Está em cartaz e merece ser conferido o longa que conta um fato real e estarrecedor, muito discutido até hoje. Ângela (2023) se debruça sobre os últimos dias da vida de Ângela Diniz, socialite mineira assassinada em meados da década de 70. Com interpretações fortes, o filme faz um bom trabalho ao construir uma relação tóxica e mostrar como as coisas podem facilmente sair dos eixos quando uma das pessoas envolvidas é completamente desequilibrada.

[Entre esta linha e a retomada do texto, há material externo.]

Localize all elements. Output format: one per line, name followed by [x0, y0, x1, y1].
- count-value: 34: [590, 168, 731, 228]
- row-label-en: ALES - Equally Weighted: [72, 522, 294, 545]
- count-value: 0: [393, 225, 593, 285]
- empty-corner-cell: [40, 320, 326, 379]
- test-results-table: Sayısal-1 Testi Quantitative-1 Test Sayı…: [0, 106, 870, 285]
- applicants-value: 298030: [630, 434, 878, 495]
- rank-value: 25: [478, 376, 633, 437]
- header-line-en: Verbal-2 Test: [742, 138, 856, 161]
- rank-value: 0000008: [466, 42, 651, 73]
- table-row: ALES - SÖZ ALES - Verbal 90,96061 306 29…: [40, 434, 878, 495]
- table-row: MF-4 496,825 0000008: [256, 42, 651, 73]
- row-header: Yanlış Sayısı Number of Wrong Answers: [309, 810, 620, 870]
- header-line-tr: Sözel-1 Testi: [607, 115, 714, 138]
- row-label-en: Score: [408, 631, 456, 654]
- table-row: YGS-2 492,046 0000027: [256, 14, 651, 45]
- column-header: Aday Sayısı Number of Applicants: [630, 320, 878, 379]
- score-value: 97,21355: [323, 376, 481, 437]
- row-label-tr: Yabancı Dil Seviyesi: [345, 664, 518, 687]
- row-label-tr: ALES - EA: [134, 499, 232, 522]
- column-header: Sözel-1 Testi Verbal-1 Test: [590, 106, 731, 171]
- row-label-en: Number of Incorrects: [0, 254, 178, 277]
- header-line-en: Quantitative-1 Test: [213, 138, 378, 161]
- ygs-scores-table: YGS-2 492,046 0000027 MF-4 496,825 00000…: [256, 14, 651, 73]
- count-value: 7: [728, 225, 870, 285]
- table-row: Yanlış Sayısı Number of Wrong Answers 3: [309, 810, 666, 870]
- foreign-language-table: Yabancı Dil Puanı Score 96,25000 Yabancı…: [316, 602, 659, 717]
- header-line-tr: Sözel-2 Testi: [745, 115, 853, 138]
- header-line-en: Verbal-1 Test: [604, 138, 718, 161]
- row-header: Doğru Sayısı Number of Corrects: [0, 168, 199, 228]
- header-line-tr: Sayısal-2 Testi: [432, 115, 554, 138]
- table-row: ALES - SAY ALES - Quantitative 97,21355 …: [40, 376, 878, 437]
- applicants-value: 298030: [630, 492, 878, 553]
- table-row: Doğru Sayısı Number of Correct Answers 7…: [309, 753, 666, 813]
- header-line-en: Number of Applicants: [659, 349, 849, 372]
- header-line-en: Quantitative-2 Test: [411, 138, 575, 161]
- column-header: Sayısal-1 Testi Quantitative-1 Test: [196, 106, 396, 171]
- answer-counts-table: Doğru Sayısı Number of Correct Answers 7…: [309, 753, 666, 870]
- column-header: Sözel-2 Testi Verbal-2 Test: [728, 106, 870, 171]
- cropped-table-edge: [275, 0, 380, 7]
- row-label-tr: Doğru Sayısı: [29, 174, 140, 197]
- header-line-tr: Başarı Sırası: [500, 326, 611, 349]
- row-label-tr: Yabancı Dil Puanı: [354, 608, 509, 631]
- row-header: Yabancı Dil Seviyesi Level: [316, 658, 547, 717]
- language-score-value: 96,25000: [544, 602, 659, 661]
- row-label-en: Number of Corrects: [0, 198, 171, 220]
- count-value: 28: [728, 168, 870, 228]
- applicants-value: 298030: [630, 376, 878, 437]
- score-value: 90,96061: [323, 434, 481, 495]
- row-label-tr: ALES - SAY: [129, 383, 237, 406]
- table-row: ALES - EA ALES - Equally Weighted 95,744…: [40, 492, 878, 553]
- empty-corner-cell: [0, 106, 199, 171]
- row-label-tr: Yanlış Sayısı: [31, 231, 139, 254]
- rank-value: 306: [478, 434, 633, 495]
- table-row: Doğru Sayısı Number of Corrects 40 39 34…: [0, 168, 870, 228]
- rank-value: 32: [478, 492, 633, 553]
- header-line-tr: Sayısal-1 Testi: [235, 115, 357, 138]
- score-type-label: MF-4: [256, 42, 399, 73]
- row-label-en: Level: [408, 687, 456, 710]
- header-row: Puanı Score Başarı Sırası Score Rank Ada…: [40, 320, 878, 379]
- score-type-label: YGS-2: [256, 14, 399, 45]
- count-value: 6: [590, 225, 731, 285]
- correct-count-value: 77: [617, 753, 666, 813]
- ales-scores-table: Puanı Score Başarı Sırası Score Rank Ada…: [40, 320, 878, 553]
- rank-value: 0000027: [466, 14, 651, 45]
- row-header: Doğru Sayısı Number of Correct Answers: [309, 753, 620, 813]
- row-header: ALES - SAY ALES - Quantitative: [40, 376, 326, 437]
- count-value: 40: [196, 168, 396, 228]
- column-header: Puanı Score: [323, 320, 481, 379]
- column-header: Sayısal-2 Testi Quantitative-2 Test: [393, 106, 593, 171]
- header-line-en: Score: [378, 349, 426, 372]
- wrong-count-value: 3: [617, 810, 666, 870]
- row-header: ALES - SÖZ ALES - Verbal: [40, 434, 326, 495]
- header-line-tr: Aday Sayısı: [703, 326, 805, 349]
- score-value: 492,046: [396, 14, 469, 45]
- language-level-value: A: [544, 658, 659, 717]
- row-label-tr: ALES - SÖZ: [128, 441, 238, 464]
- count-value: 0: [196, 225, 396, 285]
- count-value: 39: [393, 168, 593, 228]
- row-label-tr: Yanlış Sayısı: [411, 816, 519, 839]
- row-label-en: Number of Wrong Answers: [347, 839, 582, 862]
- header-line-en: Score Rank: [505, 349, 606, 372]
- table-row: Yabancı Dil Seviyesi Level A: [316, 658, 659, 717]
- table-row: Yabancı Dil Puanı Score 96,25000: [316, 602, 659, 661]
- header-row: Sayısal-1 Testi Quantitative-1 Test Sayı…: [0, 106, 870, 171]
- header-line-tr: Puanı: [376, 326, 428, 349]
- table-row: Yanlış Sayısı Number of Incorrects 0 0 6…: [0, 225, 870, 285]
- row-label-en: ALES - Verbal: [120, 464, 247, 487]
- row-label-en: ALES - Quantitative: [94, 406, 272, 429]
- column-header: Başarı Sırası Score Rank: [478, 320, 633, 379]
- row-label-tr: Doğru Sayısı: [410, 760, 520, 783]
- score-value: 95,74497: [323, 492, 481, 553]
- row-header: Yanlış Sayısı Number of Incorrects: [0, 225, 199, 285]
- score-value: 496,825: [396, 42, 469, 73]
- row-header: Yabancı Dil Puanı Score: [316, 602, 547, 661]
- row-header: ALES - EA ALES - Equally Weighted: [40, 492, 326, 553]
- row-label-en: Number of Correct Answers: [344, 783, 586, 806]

Insatisfeita em um casamento de quase dez anos, Ângela pediu o desquite, aceitou perder a guarda dos filhos para conseguir se separar e acabou indo parar no Rio de Janeiro. Lá, se envolveu com o famoso colunista social Ibrahim Sued e conheceu aquele que seria o seu algoz, Raul “Doca” Street. A vida de Ângela teve outras situações complicadas ou mal explicadas, como o assassinato do caseiro ou ela sequestrar a própria filha, mas os realizadores do filme optam por focar no relacionamento dela com Raul, que por algum motivo não é chamado de Doca, como era conhecido.
Por alto, boa parte dos brasileiros, principalmente os mineiros, deve conhecer o caso, que volta e meia ganha os holofotes por discussões jurídicas. Um conhecido podcast recente narrou os fatos detalhadamente, mas é claro que não caberia tudo em um longa metragem. Talvez por julgar que todos conheçam as informações periféricas, o roteirista Duda de Almeida (de séries como As Aventuras de José & Durval) exclui muita coisa, e algumas informações são jogadas para o espectador pela metade, sem nenhuma explicação.
Vivendo a protagonista, Ísis Valverde faz um ótimo trabalho – exceto quando chora, soando exagerada e falsa. Com uma personagem muito mais rica que as das novelas que faz, a atriz usa e abusa de seu carisma, beleza e sotaque, nos dando uma ótima ideia de como Ângela devia ser. A outra metade da complicada relação é interpretada por Gabriel Braga Nunes, outra figura excelente que traz humanidade e violência na mesma medida para o assassino, nos mostrando que monstros não necessariamente têm a aparência monstruosa. Pelo contrário, podem ser galantes e sedutores. Em papéis menores, temos os também competentes Bianca Bin, Alice Carvalho, Gustavo Machado, Carolina Manica e Emílio Orciollo Neto.
Tendo tido a experiência de filmar a vida de Elis Regina em Elis (2016), o diretor Hugo Prata ainda comandou oito dos 13 episódios de Coisa Mais Linda, série ficcional que retrata o mesmo período vivido por Ângela e tem muitas similaridades com a história dela. Uma grande diferença entre as obras, no entanto, é a trilha sonora: enquanto a série traz faixas clássicas da MPB e samba, o filme apresenta músicas instrumentais genéricas e sem qualquer apelo.
A sessão de Ângela é justificada pela química entre o casal principal, que pega fogo, e pela história real da socialite covardemente assassinada. Inteligentemente, Prata deixou de fora partes mais picantes da vida da biografada, evitando que algum canalha pudesse justificar seu assassinato por seu estilo de vida. Ângela vivia da forma que queria, sem dar satisfações, e isso causava certo escândalo na sociedade brasileira conservadora e hipócrita dos anos 70. Por isso, ela pagou um preço muito alto.